Keterbukaan Pilkada

Keterbukaan Pilkada

RUANG publik itu bernama pemilihan kepala daerah (pilkada). Sebelumnya, sejak Indonesia merdeka, ruang itu tak pernah melibatkan masyarakat secara langsung. Yang ada hanya melalui perwakilan, yaitu memilih kepala daerah melalui perwakilan di  Dewan Perwakilan Rakyat Daerah (DPRD).

Tapi, sejak reformasi dan otonomi daerah, ruang ‘tabu’ itu dibuka. Lebar sekali. Era ketertutupan pun ditinggalkan. Sudah tak zamannya lagi. Idealnya, sistem keterbukaan dan keterlibatan masyarakat secara langsung diterapkan, sebagai tanda menjawab era reformasi.

Sejalan dengan itu, UU No.22/1999 tentang Pemda, yang lebih dikenal dengan UU otonomi ketika itu, tak menjawab keinginan masyarakat. Regulasi yang lebih difokuskan untuk menjawab persoalan ancaman disintegrasi bangsa itu belum cukup.


Tapi, masyarakat di daerah menghendaki, mereka dilibatkan langsung dalam pemilihan  pemimpin di daerahnya. Apalagi, sejak era reformasi wacana pembatasan jabatan presiden terus mengelinding. Berikut proses pemilihannya.
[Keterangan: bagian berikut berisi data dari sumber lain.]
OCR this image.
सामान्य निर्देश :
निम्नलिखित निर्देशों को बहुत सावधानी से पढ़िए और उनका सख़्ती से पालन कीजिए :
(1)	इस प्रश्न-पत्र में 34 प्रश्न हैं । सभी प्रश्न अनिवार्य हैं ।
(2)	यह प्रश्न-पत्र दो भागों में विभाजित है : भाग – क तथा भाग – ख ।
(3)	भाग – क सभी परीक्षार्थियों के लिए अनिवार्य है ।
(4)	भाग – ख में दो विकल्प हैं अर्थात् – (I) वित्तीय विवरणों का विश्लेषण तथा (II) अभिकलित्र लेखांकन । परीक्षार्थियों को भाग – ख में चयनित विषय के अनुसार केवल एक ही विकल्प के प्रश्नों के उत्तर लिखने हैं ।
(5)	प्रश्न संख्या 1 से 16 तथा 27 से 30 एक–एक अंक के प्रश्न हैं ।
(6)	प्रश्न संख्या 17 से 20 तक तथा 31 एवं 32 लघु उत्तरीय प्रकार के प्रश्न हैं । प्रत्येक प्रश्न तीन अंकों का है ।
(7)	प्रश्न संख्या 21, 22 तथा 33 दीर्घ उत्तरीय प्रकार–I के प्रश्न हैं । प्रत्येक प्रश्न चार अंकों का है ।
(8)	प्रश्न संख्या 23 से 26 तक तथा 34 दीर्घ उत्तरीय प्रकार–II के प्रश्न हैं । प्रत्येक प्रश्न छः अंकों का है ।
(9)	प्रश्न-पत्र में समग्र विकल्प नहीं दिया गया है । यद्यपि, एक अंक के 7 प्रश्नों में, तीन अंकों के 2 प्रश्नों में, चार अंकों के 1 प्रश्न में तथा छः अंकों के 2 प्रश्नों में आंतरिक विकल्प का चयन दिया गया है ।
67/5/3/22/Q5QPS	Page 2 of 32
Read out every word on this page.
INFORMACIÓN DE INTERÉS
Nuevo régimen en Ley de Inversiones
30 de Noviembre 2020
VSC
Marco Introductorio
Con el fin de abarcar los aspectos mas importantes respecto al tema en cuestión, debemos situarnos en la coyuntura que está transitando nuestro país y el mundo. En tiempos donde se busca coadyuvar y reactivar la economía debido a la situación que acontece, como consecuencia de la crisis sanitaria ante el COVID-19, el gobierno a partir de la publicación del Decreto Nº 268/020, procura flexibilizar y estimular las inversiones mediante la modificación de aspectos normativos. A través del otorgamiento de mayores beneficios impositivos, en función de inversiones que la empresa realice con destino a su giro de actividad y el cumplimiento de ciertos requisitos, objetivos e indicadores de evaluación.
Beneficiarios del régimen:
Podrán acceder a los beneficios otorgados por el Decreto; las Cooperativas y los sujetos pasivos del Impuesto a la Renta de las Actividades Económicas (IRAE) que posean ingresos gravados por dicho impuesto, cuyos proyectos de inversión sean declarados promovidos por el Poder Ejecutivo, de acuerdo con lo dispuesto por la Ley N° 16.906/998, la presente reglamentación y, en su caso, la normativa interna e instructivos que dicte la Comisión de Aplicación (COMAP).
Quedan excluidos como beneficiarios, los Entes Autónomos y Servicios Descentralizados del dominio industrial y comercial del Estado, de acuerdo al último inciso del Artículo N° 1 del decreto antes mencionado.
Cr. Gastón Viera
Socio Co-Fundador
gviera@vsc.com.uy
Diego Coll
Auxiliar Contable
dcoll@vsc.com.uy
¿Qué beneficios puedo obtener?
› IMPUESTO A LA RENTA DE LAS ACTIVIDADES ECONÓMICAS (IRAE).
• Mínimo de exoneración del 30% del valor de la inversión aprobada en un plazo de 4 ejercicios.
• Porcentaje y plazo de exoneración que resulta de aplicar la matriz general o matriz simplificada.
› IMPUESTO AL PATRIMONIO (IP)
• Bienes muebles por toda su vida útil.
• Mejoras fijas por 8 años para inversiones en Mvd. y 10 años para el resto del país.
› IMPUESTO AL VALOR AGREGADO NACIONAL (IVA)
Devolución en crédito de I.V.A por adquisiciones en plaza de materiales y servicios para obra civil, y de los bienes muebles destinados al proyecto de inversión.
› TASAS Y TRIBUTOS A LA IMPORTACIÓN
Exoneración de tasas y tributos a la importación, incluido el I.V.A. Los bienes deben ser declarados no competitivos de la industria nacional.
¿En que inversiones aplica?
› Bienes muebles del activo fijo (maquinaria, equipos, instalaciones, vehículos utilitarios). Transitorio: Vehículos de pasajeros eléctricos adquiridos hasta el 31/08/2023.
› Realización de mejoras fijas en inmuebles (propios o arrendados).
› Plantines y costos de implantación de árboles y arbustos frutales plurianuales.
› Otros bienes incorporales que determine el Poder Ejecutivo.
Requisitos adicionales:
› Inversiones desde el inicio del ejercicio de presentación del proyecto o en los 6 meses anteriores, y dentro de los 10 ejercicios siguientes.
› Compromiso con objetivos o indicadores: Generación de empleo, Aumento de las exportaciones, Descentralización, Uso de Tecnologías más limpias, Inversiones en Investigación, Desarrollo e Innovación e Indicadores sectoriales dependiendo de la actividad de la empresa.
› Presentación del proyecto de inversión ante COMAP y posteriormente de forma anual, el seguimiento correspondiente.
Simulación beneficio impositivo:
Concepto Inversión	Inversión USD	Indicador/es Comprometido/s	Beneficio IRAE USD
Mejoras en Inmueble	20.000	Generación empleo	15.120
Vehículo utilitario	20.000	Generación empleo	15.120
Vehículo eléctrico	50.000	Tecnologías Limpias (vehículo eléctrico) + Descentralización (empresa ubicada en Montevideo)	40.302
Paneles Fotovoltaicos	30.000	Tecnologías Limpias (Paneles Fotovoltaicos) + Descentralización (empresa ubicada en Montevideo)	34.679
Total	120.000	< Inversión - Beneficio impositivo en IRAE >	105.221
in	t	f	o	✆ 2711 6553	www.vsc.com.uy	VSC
ehingga pada amandemen ke-3 UUD 1945 periode 1999-2001, jabatan presiden dibatasi untuk masa 2 kali jabatan. Pemilihannya juga tak lagi melalui Majelis Permusyawaratan Rakyat. Tapi sudah ditegaskan langsung dalam konstitusi Pasal 6A UUD 1945, yaitu melalui pemilihan langsung.

Sistem pemilihan presiden (Pilpres) baru itu, ternyata diingini untuk diterapkan dalam pilkada: yaitu untuk memilih gubernur, bupati dan walikota. Meskipun Pasal 18 ayat 4 UUD 1945 tak menyiratkan pilkada secara langsung. “Gubernur, bupati dan walikota masing-masing sebagai kepala pemerintahan di provinsi, kabupaten dan kota dipilih secara demokratis”. 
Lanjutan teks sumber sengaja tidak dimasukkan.